Effet d'annonce, vente groupée ou par appartements ?
En septembre, se voulant rassurant, Dubaï World affirmait avoir obtenu un accord avec 99 % de ses créditeurs pour restructurer sa dette. Certains experts estiment que l'annonce de ces éventuelles ventes a pour seule motivation de rassurer les créanciers. La vente, planifiée pour 2016, serait abandonné si d’ici là, la maison-mère parvient à se remettre à flot. « Dans le pire des scénarios, il conservera la majorité du capital », prédit un analyste basé à Dubaï, cité par Reuters.

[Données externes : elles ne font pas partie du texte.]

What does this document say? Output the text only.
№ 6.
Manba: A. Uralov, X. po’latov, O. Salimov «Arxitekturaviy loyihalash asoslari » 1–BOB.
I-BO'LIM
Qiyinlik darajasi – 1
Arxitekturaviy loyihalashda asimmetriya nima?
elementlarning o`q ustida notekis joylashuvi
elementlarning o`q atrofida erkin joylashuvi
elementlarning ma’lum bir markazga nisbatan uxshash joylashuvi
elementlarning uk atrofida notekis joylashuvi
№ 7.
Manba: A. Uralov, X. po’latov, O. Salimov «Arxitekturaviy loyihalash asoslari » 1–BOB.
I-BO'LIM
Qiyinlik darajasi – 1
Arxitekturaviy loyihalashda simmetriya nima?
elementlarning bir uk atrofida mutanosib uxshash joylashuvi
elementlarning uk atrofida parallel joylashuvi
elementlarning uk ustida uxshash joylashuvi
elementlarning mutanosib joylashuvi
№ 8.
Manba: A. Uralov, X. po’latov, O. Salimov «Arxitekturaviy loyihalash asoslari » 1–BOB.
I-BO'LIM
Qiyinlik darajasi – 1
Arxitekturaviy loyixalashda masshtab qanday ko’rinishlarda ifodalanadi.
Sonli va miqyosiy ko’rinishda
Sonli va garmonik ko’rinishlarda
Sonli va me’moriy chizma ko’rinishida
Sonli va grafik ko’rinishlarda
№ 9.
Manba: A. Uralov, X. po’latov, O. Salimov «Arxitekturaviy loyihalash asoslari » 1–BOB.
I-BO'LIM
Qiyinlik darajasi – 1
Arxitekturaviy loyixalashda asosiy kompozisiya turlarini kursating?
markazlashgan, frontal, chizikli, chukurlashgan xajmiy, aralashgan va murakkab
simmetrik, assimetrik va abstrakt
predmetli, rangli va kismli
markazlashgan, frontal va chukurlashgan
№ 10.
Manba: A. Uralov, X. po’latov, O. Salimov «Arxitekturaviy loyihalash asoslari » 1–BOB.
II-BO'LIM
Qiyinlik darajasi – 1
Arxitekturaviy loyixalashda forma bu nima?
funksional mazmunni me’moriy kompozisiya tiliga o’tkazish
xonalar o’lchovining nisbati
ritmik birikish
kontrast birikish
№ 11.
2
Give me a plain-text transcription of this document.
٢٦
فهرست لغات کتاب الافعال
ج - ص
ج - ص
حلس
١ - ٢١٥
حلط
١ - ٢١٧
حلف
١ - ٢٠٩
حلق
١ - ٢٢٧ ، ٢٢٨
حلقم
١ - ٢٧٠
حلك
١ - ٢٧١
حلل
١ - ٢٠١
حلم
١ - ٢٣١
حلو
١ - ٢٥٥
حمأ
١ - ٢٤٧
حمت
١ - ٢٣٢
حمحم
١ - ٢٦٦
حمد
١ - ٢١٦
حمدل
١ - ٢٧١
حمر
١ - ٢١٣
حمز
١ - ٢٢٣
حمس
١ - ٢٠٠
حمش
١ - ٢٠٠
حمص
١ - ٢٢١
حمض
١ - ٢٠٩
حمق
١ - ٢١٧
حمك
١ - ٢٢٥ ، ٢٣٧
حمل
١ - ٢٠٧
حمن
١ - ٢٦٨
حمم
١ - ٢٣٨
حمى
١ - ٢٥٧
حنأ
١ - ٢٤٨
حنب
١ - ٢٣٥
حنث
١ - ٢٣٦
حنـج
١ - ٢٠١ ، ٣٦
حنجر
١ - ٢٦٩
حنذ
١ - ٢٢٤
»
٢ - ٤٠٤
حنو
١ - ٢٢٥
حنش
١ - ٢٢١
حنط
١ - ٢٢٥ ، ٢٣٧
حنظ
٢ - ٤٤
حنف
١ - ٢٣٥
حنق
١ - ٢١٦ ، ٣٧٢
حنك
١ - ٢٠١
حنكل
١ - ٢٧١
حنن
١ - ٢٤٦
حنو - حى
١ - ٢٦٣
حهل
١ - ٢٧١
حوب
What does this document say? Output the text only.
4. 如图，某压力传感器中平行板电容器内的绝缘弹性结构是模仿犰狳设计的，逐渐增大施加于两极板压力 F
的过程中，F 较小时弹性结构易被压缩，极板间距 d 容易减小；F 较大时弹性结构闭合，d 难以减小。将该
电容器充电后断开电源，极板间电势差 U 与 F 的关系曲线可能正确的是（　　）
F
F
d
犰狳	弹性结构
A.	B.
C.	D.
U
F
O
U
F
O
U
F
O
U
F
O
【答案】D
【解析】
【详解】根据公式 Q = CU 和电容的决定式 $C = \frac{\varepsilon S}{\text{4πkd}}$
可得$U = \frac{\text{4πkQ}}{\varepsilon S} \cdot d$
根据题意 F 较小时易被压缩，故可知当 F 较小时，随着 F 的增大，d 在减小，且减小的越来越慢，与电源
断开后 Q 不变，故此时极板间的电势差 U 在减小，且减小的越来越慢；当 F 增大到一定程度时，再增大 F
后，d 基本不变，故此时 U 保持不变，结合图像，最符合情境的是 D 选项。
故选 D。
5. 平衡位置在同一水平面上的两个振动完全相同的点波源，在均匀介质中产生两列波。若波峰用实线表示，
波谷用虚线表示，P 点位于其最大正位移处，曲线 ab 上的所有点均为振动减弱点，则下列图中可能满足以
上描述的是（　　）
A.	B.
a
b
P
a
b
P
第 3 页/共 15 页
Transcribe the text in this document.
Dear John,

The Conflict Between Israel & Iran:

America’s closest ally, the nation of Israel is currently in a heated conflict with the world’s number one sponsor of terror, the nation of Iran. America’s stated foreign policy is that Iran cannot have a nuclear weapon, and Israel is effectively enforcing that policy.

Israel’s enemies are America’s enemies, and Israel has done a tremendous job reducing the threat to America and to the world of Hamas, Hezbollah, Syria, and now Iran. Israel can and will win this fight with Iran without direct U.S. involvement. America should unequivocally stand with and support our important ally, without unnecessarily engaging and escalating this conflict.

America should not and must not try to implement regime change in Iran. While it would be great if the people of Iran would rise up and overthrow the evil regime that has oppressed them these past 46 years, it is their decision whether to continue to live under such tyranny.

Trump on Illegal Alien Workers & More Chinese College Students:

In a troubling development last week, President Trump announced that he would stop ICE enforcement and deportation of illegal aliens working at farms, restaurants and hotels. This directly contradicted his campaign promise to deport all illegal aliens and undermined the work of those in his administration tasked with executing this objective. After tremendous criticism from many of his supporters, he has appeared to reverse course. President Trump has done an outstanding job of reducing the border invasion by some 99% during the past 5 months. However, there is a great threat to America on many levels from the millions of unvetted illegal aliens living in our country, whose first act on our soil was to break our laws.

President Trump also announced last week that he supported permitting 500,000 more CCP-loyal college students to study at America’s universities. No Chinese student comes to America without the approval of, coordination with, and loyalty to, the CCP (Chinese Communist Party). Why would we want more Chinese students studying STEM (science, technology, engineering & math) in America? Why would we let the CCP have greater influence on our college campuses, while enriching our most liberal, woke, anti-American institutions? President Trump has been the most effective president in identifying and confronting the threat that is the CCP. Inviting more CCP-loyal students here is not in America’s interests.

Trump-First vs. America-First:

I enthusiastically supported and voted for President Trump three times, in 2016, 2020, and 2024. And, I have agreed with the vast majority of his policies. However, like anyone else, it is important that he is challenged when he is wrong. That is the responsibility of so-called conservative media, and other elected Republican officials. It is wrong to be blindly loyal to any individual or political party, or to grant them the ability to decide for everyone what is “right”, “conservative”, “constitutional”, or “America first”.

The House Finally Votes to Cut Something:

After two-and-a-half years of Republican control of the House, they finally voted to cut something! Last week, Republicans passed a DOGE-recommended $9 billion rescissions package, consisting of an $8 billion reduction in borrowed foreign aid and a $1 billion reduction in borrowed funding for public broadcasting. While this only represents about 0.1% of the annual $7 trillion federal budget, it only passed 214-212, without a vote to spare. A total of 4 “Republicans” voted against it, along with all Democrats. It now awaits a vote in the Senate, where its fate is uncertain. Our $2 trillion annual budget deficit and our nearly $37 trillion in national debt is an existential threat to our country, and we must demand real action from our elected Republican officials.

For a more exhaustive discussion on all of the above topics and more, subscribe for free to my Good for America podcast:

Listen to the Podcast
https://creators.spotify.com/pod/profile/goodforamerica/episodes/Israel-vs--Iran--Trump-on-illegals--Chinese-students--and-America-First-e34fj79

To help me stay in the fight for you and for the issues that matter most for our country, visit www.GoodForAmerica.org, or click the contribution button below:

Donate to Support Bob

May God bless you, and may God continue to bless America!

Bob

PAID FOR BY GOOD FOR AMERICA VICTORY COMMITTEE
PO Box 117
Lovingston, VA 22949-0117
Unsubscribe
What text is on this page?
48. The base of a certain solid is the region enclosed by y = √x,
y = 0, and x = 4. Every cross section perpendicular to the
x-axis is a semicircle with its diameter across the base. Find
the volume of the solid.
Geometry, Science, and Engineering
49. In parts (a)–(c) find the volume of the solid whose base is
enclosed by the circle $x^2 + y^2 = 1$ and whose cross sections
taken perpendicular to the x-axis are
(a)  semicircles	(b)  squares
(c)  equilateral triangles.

D’autres analystes penchent pour une « vente par appartements ». Et dans ce cadre, les ports africains seraient sur la sellette. En termes de volume, ils restent modestes mais surtout, DP World y a engagé de lourds programmes d’investissement. À Dakar, DP World doit livret un nouveau terminal en 2012 pour un coût évalué à € 390 millions. En Algérie, le groupe avait promis des investissements de l’ordre de € 83 millions. Et à Djibouti, outre le port, le développement de la zone franche voisine a été confiée à Jafza, l'autre filiale de Dubaï World menacée de vente.
Bolloré à l'affût
Du côté des repreneurs potentiels, notamment dans le cadre d’une cession par découpage des actifs en Afrique, pas besoin d’être grand clerc pour prédire une offre de Bolloré. Candidat malheureux lors de l’appel d’offres pour le port de Dakar, il devrait être en première ligne, sur ce site comme sur les autres ports africains, à l’exception de celui d’Alger, dont la situation est jugée trop délicate par le groupe. Les compagnies maritimes comme Maersk ou MSC peuvent aussi être intéressées par la gestion de terminaux, cependant la crise a entamé leurs capacités d’investissement. Un retour (potentiel), deux ans après avoir été évincé du port de Dakar, sonnerait comme une revanche pour Bolloré. Mais les obstacles politiques demeurent. En outre, jusqu’à maintenant, tous les opérateurs se félicitent de la gestion de DP World à Dakar.